With Ben Jonson’s two poems about the deaths of his first daughter and first son, biographically I know that he was writing about his own children; the poems have a special poignancy for me because of that. With the others, I don’t know if the situations were purely fictional, or based upon stories told by people they know, or if they are essentially works of non-fiction. It seems to me that if you have not actually had a child in the pediatric oncology unit, it may be insensitive to write imaginatively about that situation, especially if you receive financial compensation for it. On the other hand, you could be doing a service by giving voice to a situation that others who are enduring it may not be able to adequately articulate. If a person wrote about the experience of being a soldier in war when they had never been a soldier in war, would it seem offensive to soldiers who had actually had that atrocious experience? And would it be accurate? What about someone writing a story about labour who has never given birth?

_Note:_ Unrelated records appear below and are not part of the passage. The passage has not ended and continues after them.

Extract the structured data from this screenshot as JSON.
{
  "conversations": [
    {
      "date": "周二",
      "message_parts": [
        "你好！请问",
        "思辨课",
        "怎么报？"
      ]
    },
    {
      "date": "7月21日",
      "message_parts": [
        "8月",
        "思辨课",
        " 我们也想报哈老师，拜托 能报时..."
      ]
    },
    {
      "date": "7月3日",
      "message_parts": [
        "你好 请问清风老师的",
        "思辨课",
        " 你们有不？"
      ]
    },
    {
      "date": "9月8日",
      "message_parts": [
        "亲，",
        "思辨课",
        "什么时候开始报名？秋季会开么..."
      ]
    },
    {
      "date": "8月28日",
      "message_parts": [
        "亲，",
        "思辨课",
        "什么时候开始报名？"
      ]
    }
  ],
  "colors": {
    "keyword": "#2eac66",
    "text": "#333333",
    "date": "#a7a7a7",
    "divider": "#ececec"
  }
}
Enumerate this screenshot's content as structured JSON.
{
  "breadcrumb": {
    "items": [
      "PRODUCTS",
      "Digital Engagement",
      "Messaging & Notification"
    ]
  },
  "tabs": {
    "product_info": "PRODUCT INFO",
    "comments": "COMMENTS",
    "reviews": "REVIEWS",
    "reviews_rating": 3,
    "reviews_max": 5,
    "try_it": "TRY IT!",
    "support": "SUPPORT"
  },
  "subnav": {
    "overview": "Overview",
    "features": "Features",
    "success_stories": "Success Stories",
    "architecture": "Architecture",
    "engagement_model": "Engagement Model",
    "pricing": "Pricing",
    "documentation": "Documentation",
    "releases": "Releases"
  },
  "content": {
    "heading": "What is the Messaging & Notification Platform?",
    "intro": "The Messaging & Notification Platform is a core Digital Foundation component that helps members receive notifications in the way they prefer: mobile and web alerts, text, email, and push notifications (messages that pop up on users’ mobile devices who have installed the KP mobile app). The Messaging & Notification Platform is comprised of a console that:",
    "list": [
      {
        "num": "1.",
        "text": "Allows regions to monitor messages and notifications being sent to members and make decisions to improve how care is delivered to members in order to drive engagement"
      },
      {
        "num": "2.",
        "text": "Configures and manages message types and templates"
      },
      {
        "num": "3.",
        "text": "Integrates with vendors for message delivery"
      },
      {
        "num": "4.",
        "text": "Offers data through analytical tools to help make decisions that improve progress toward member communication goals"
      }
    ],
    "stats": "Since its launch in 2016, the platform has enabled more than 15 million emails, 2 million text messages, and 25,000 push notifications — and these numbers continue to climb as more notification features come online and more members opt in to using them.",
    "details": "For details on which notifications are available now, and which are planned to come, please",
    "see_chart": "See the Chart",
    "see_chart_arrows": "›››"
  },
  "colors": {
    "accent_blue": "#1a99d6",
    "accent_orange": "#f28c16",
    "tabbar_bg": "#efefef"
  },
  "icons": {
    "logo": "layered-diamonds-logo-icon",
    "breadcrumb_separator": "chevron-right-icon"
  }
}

Particularly in Lorrie Moore’s “People Like That are the Only People Here: Canonical Babbling in Peed Onk,” I felt like I questioned the reliability of the narrator because I didn’t know if the story was fictional and because she identified herself as a writer from the beginning, so I didn’t know whether to feel manipulated or genuinely touched by the text. It’s like when I read James Frey’s A Million Little Pieces while everyone still thought it was totally true and I cried while I read about the tooth-pulling-without-painkillers incident. After I found out that that part was basically made up, I felt like I wanted my tears back. I still appreciated the literary skill he displayed, but I felt cheated, and almost violated, at having my emotions played with like that. Apparently, many others were upset by his lie, too (or were we all just upset that he lied to Oprah?). Are there unspoken rules about what is okay to write about fictionally and what is not? Or is it all okay, as long as we make it clear whether it is fiction or non-fiction? Is anything off the table, or no?

1 comment:

  1. Ya. I wonder too, is it more acceptable if they accurately convey an experience that they have not experienced, if they make this experience completely real for readers, or does that make it worse? I think that writers have to be given license to write about anything, but that can become a slippery slope that I am not sure can always be justified.